Flash Teams was an intriguing look into the use of a system to coordinate and manage an expert team. While it’s certainly more efficient from the perspective of time and cost (compared to self-managed workers or the current/conventional means of coordinating work) and I can always appreciate modularity, I admittedly felt disturbed by what the system might mean for the future of highly skilled workers (experts) and creative work. I liked that it helped make work more efficient (you start once your section is active) and that it helped manage some of the challenges that teams currently face (being able to fill in needs quickly from a database of vetted workers), I felt that it took away from what I believe is fundamentally important: building trust in people rather than a system or technology, fostering team bonds, creating meaningful and fulfilling work, and getting away from the idea that process is paramount in building or creating things. It made the experience of working together seem sterile and machine-like.

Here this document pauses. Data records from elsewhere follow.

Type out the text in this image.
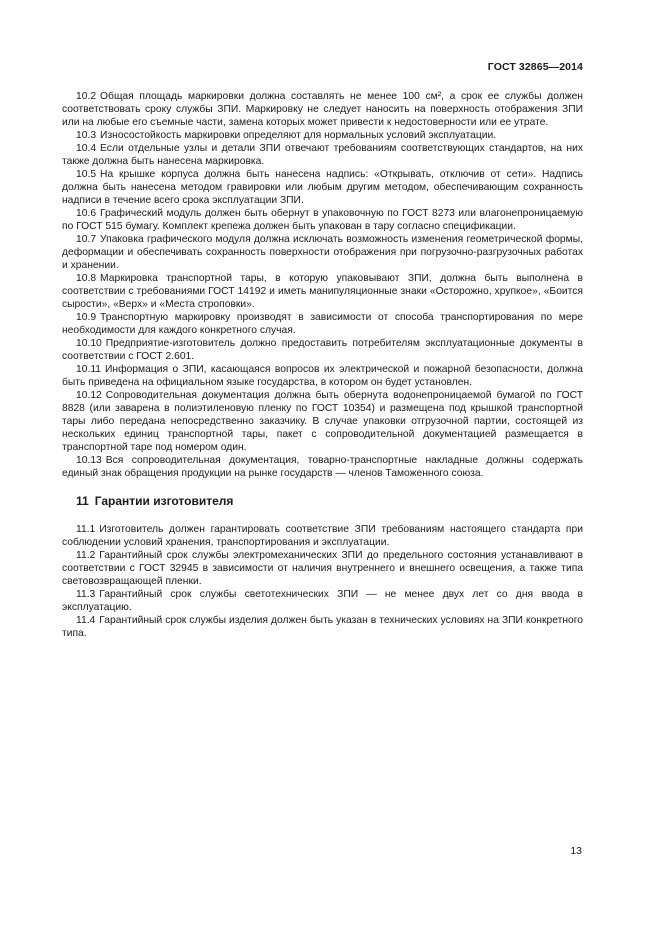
ГОСТ 32865—2014

10.2 Общая площадь маркировки должна составлять не менее 100 см², а срок ее службы должен соответствовать сроку службы ЗПИ. Маркировку не следует наносить на поверхность отображения ЗПИ или на любые его съемные части, замена которых может привести к недостоверности или ее утрате.

10.3 Износостойкость маркировки определяют для нормальных условий эксплуатации.

10.4 Если отдельные узлы и детали ЗПИ отвечают требованиям соответствующих стандартов, на них также должна быть нанесена маркировка.

10.5 На крышке корпуса должна быть нанесена надпись: «Открывать, отключив от сети». Надпись должна быть нанесена методом гравировки или любым другим методом, обеспечивающим сохранность надписи в течение всего срока эксплуатации ЗПИ.

10.6 Графический модуль должен быть обернут в упаковочную по ГОСТ 8273 или влагонепроницаемую по ГОСТ 515 бумагу. Комплект крепежа должен быть упакован в тару согласно спецификации.

10.7 Упаковка графического модуля должна исключать возможность изменения геометрической формы, деформации и обеспечивать сохранность поверхности отображения при погрузочно-разгрузочных работах и хранении.

10.8 Маркировка транспортной тары, в которую упаковывают ЗПИ, должна быть выполнена в соответствии с требованиями ГОСТ 14192 и иметь манипуляционные знаки «Осторожно, хрупкое», «Боится сырости», «Верх» и «Места строповки».

10.9 Транспортную маркировку производят в зависимости от способа транспортирования по мере необходимости для каждого конкретного случая.

10.10 Предприятие-изготовитель должно предоставить потребителям эксплуатационные документы в соответствии с ГОСТ 2.601.

10.11 Информация о ЗПИ, касающаяся вопросов их электрической и пожарной безопасности, должна быть приведена на официальном языке государства, в котором он будет установлен.

10.12 Сопроводительная документация должна быть обернута водонепроницаемой бумагой по ГОСТ 8828 (или заварена в полиэтиленовую пленку по ГОСТ 10354) и размещена под крышкой транспортной тары либо передана непосредственно заказчику. В случае упаковки отгрузочной партии, состоящей из нескольких единиц транспортной тары, пакет с сопроводительной документацией размещается в транспортной таре под номером один.

10.13 Вся сопроводительная документация, товарно-транспортные накладные должны содержать единый знак обращения продукции на рынке государств — членов Таможенного союза.

11 Гарантии изготовителя

11.1 Изготовитель должен гарантировать соответствие ЗПИ требованиям настоящего стандарта при соблюдении условий хранения, транспортирования и эксплуатации.

11.2 Гарантийный срок службы электромеханических ЗПИ до предельного состояния устанавливают в соответствии с ГОСТ 32945 в зависимости от наличия внутреннего и внешнего освещения, а также типа световозвращающей пленки.

11.3 Гарантийный срок службы светотехнических ЗПИ — не менее двух лет со дня ввода в эксплуатацию.

11.4 Гарантийный срок службы изделия должен быть указан в технических условиях на ЗПИ конкретного типа.

13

My concerns also stem from completing more complex tasks (outside of simple prototypes) to the pre-processing or breakdown of large, complex tasks. That process of pre-processing or breaking down complex tasks assumes that either the user (or a project manager) or the system (and AI) would understand the general process as well as nuances of team members, skills and expertise, and domain knowledge to be able to configure and assign tasks. An inexperienced user or requester might not have enough expertise or insight into real-world process to complete projects, and might not be sensitive to the intricacies of challenges (and opportunities!) that teams face in the creative/development process. An experience user or requester might have a different challenge in that quality of output isn’t up to their expected standards, and with teams organized without pre-existing team bonds might not take it upon themselves to produce their highest or best quality work (as they believe that their pay is less through doing cost and time efficient work). An AI or pre-processing system that could help to break down complex tasks, understand with detail how to chunk tasks, and know who to assign might already then have the capabilities to carry out and implement work on its own.

I’m still formulating my thoughts on this and can’t articulate how to improve, but I’d imagine improvements to be along the lines of worker autonomy to some extent, the ability to be fairly compensated for expertise, and the consideration of the system that not all projects follow the same requirements, workflow or process.